Begitu dideklarasikan, SBY bisa menarik suara dan Demokrat mendapatkan suara yang cukup signifikan, sekitar 7 persen pada 2004. Lalu setelah SBY menjadi presiden, pada Pemilu 2009, Partai Demokrat mendapatkan suara 21 persen.
Saiful menjelaskan bahwa dalam kasus PAN, keluarnya Amien Rais dari partai berlambang matahari putih itu dan kemudian mendirikan partai baru, Ummat, dinilai menarik perhatian.
"Ini adalah ujian bagi PAN apakah partai politik ini sudah kuat secara lembaga atau masih sangat terikat pada individu. Apakah dengan keluarnya Amien Rais PAN bisa survive atau tidak? Jika tidak survive, maka salah satu penjelasannya, kata Saiful, adalah pecahnya elit dan ada tokoh sentral yang keluar dari PAN, yakni Amien Rais," ujar Saiful.
Tapi pada saat yang sama, ujar dia, juga perlu dilihat apakah partai yang baru didirikan oleh Amien Rais itu akan mendapatkan suara secara signifikan atau tidak.
Partai Gelora yang didirikan tokoh-tokoh eks Partai Keadilan Sejahtera, Anis Matta dan Fahri Hamzah, juga menarik perhatian Saiful. Selama ini, PKS adalah partai yang dinilai cukup terlembagakan atau partai yang mencerminkan kolektivitas, dan tidak memiliki tokoh yang sangat menonjol.
"PKS lebih merupakan sebuah organisasi yang bagus. Jika hal itu benar, maka langkah Anis Matta dkk mendirikan partai sendiri adalah tindakan yang cukup berani mengambil risiko politik. Kalau tesis bahwa PKS adalah partai yang sudah terorganisasi dan terlembagakan, tidak terikat dengan satu tokoh tertentu, maka keluarnya Anis Matta dkk tidak akan memiliki pengaruh pada PKS,” ujar Saiful.
Terkait dengan partai Buruh, Saiful menyatakan bahwa di Indonesia basis sosial keagamaan jauh lebih kuat dari basis sosial sekuler.
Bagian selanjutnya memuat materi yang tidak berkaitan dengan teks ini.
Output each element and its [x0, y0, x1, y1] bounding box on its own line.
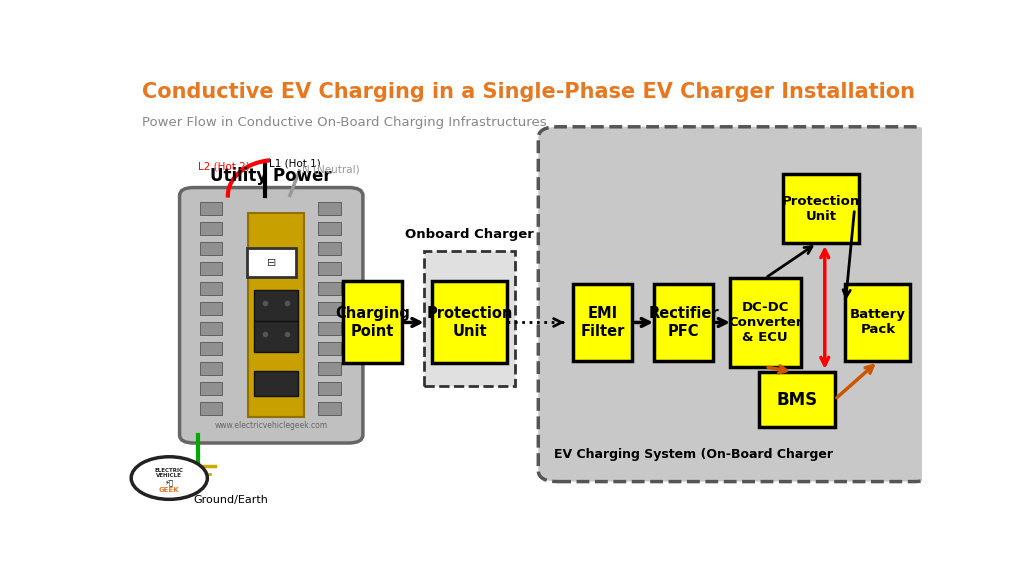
- FancyBboxPatch shape: [201, 282, 222, 295]
- Text: EV Charging System (On-Board Charger: EV Charging System (On-Board Charger: [554, 448, 833, 461]
- FancyBboxPatch shape: [201, 362, 222, 375]
- FancyBboxPatch shape: [318, 282, 341, 295]
- FancyBboxPatch shape: [432, 282, 507, 363]
- Text: N (Neutral): N (Neutral): [302, 164, 359, 174]
- FancyBboxPatch shape: [254, 321, 298, 352]
- Text: L2 (Hot 2): L2 (Hot 2): [198, 161, 250, 171]
- Text: DC-DC
Converter
& ECU: DC-DC Converter & ECU: [728, 301, 803, 344]
- Text: www.electricvehiclegeek.com: www.electricvehiclegeek.com: [215, 420, 328, 430]
- FancyBboxPatch shape: [201, 262, 222, 275]
- FancyBboxPatch shape: [343, 282, 402, 363]
- Text: ⚡🚗: ⚡🚗: [165, 479, 174, 486]
- Text: ELECTRIC: ELECTRIC: [155, 468, 183, 472]
- FancyBboxPatch shape: [179, 188, 362, 443]
- Text: L1 (Hot 1): L1 (Hot 1): [269, 158, 321, 168]
- Text: EMI
Filter: EMI Filter: [581, 306, 625, 339]
- Text: Protection
Unit: Protection Unit: [781, 195, 860, 223]
- FancyBboxPatch shape: [318, 222, 341, 236]
- FancyBboxPatch shape: [318, 402, 341, 415]
- FancyBboxPatch shape: [318, 342, 341, 355]
- FancyBboxPatch shape: [201, 202, 222, 215]
- FancyBboxPatch shape: [572, 283, 633, 361]
- Text: Protection
Unit: Protection Unit: [426, 306, 513, 339]
- FancyBboxPatch shape: [201, 242, 222, 255]
- FancyBboxPatch shape: [729, 278, 801, 367]
- Circle shape: [131, 457, 207, 499]
- FancyBboxPatch shape: [424, 251, 515, 386]
- FancyBboxPatch shape: [318, 242, 341, 255]
- FancyBboxPatch shape: [201, 382, 222, 395]
- FancyBboxPatch shape: [846, 283, 910, 361]
- Text: Charging
Point: Charging Point: [335, 306, 410, 339]
- Text: Ground/Earth: Ground/Earth: [194, 495, 268, 505]
- Text: Onboard Charger: Onboard Charger: [406, 228, 535, 241]
- FancyBboxPatch shape: [201, 222, 222, 236]
- Text: Conductive EV Charging in a Single-Phase EV Charger Installation: Conductive EV Charging in a Single-Phase…: [142, 82, 915, 103]
- FancyBboxPatch shape: [247, 248, 296, 277]
- FancyBboxPatch shape: [318, 322, 341, 335]
- FancyBboxPatch shape: [318, 202, 341, 215]
- FancyBboxPatch shape: [653, 283, 714, 361]
- FancyBboxPatch shape: [201, 402, 222, 415]
- Text: Power Flow in Conductive On-Board Charging Infrastructures: Power Flow in Conductive On-Board Chargi…: [142, 116, 547, 128]
- FancyBboxPatch shape: [248, 213, 303, 417]
- FancyBboxPatch shape: [201, 322, 222, 335]
- FancyBboxPatch shape: [539, 127, 934, 482]
- FancyBboxPatch shape: [318, 382, 341, 395]
- Text: GEEK: GEEK: [159, 487, 179, 492]
- FancyBboxPatch shape: [318, 262, 341, 275]
- Text: Battery
Pack: Battery Pack: [850, 309, 906, 336]
- FancyBboxPatch shape: [318, 302, 341, 315]
- Text: Rectifier
PFC: Rectifier PFC: [648, 306, 719, 339]
- FancyBboxPatch shape: [254, 290, 298, 321]
- Text: BMS: BMS: [776, 391, 817, 408]
- Text: Utility Power: Utility Power: [211, 166, 332, 184]
- FancyBboxPatch shape: [760, 372, 835, 427]
- Text: ⊟: ⊟: [266, 257, 275, 268]
- FancyBboxPatch shape: [201, 302, 222, 315]
- FancyBboxPatch shape: [318, 362, 341, 375]
- FancyBboxPatch shape: [201, 342, 222, 355]
- Text: VEHICLE: VEHICLE: [157, 473, 182, 478]
- FancyBboxPatch shape: [254, 372, 298, 396]
- FancyBboxPatch shape: [783, 175, 858, 243]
Basis sosial sekuler antara lain, kata dia, adalah organisasi buruh, nelayan, tani, dan lain-lain. Organisasi berbasis sosial sekuler ini, menurut Saiful, sangat besar. Namun, Partai Buruh, Partai Tani, Partai Nelayan yang sebelumnya dibuat tidak pernah mendapat suara signifikan.
Di Indonesia, kata Saiful, yang dimaksud dengan basis sosial bagi partai politik di Indonesia adalah yang bersifat keagamaan. Sementara organisasi sekuler seperti buruh, menurut dia, kurang politik.
"Faktor kedua adalah bahwa kekuatan buruh tidak dimonopoli oleh partai tertentu. Semua partai memiliki unsur buruhnya. Berbeda dengan di Eropa, misalnya, di mana Partai Buruh memonopoli basis sosial dan perjuangan kalangan pekerja atau buruh. Di Indonesia, ada yang namanya Partai Buruh, tapi Golkar juga mengklaim partai yang memperjuangkan aspirasi buruh. Demikian juga PDIP,” ujar Saiful.
Sejak Pemilu 1999 sampai Pemilu 2019, kata Saiful, jumlah partai cenderung semakin sedikit. Pada Pemilu 1999, ada 48 partai yang ikut dalam kontestasi Pemilu. Pemilu 2019, tinggal 16 partai.